Ground Truth Bounding Box extracted image feature

This repository is a tool to extract object feature maps from images. If you want to use ground truth bounding boxes(e.g. Open Images bounding box) instead of region proposals(generated in rpn in Mask R-CNN), you will find this project helpful. Only several small modifications have been added to the original vqa-maskrcnn-benchmark.

Changed files

  1. ./maskrcnn_benchmark/structures/image_list.py
  2. ./maskrcnn_benchmark/modeling/detector/generalized_rcnn.py
  3. ./extract_features_vmb.py
  4. ./maskrcnn_benchmark/modeling/roi_heads/box_head/box_head.py

Instructions

  1. set up the environment first pip install torch and torchvison
python setup.py build
python setup.py develop
pip install opencv-python yacs tqdm
  1. download detectron model and configuration file
- "https://dl.fbaipublicfiles.com/pythia/detectron_model/detectron_model.pth"
- "https://dl.fbaipublicfiles.com/pythia/detectron_model/detectron_model.yaml"

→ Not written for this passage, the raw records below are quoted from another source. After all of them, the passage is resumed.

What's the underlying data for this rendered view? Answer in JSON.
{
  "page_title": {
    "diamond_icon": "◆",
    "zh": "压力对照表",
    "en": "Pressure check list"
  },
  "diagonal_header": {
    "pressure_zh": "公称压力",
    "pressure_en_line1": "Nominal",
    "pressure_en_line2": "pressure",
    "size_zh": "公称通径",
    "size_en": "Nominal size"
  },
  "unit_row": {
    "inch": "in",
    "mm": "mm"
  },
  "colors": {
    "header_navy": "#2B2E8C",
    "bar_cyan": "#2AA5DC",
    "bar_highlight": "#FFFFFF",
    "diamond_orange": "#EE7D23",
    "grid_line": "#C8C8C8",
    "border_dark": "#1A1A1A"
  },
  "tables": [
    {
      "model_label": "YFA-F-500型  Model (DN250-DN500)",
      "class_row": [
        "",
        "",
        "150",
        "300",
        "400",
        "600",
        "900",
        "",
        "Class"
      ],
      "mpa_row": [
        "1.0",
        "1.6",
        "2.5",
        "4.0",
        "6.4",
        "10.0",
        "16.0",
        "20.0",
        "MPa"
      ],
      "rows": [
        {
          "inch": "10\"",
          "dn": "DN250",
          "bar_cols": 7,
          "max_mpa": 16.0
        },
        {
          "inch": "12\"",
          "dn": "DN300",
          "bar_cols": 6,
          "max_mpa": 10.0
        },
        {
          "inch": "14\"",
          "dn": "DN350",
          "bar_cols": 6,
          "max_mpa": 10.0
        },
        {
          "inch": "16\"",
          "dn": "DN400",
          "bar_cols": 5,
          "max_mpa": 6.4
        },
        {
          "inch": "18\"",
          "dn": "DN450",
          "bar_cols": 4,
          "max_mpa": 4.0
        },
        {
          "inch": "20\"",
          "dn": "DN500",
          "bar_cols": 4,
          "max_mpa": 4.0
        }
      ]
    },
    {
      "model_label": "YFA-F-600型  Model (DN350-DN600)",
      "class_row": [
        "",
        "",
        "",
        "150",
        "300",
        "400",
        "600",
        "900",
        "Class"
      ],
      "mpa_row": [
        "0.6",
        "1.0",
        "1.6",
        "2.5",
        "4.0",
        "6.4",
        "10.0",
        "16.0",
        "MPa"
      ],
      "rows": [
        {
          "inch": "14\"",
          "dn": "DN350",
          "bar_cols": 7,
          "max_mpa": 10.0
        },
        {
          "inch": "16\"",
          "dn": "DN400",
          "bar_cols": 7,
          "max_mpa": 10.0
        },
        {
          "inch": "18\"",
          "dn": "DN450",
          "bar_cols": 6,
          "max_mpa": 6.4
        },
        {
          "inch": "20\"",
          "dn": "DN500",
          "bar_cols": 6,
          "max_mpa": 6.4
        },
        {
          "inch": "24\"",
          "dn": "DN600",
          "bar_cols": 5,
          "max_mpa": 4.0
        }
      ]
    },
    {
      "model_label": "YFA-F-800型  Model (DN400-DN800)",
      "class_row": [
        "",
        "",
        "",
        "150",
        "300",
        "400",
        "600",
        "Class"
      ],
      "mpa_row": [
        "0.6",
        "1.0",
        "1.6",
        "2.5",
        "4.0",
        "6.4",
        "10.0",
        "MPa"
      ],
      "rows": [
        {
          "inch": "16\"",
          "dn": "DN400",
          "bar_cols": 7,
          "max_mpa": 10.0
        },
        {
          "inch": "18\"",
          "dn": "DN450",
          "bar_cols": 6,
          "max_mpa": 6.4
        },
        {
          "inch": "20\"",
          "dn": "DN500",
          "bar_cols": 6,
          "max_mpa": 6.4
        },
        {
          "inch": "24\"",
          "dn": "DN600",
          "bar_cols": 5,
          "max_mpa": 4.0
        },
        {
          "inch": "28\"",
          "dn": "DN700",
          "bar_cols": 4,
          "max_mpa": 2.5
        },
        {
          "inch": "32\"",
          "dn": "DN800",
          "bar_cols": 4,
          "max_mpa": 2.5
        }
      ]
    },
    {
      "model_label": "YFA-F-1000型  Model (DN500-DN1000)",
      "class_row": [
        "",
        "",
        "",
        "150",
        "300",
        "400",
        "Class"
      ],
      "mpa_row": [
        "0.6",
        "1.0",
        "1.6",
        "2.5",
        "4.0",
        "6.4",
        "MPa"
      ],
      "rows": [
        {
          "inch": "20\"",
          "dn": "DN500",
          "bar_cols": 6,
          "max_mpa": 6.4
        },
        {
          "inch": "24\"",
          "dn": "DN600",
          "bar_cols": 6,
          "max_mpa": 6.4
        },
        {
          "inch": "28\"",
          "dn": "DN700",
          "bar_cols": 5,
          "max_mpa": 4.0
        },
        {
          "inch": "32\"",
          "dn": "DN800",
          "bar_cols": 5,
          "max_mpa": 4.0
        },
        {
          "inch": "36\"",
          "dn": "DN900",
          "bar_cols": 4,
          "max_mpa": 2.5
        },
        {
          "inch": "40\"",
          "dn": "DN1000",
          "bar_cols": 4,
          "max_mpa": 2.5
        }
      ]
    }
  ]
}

put them in ./model/detectron_model.pth and ./model/detectron_model.yaml 2. download ground truth bounding box and store them in ./bbox/bbox.json file(a dictionary), with file format:

{
  "000c5171b38d4bb0": [
    [
      "0.742582",
      "0.779320",
      "0.518804",
      "0.597472"
    ]
  ],
  "00183df6ffe09093": [
    [
      "0.432475",
      "0.480983",
      "0.774041",
      "0.832049"
    ]
}
000c5171b38d4bb0 is image id and the four numbers are xmin, xmax, ymin, ymax(after normalization)
  1. put images in ./data/images
  2. generating feature maps
CUDA_VISIBLE_DEVICES=x nohup python -u  extract_features_vmb.py --image_dir ./data/images --model_file ./model/detectron_model.pth --config_file ./model/detectron_model.yaml --output_folder ./output --batch_size 2 --bbox_json ./bbox/bbox.json > generate_feat.log 2>&1 &

Reminders

  1. the images have to be jpg file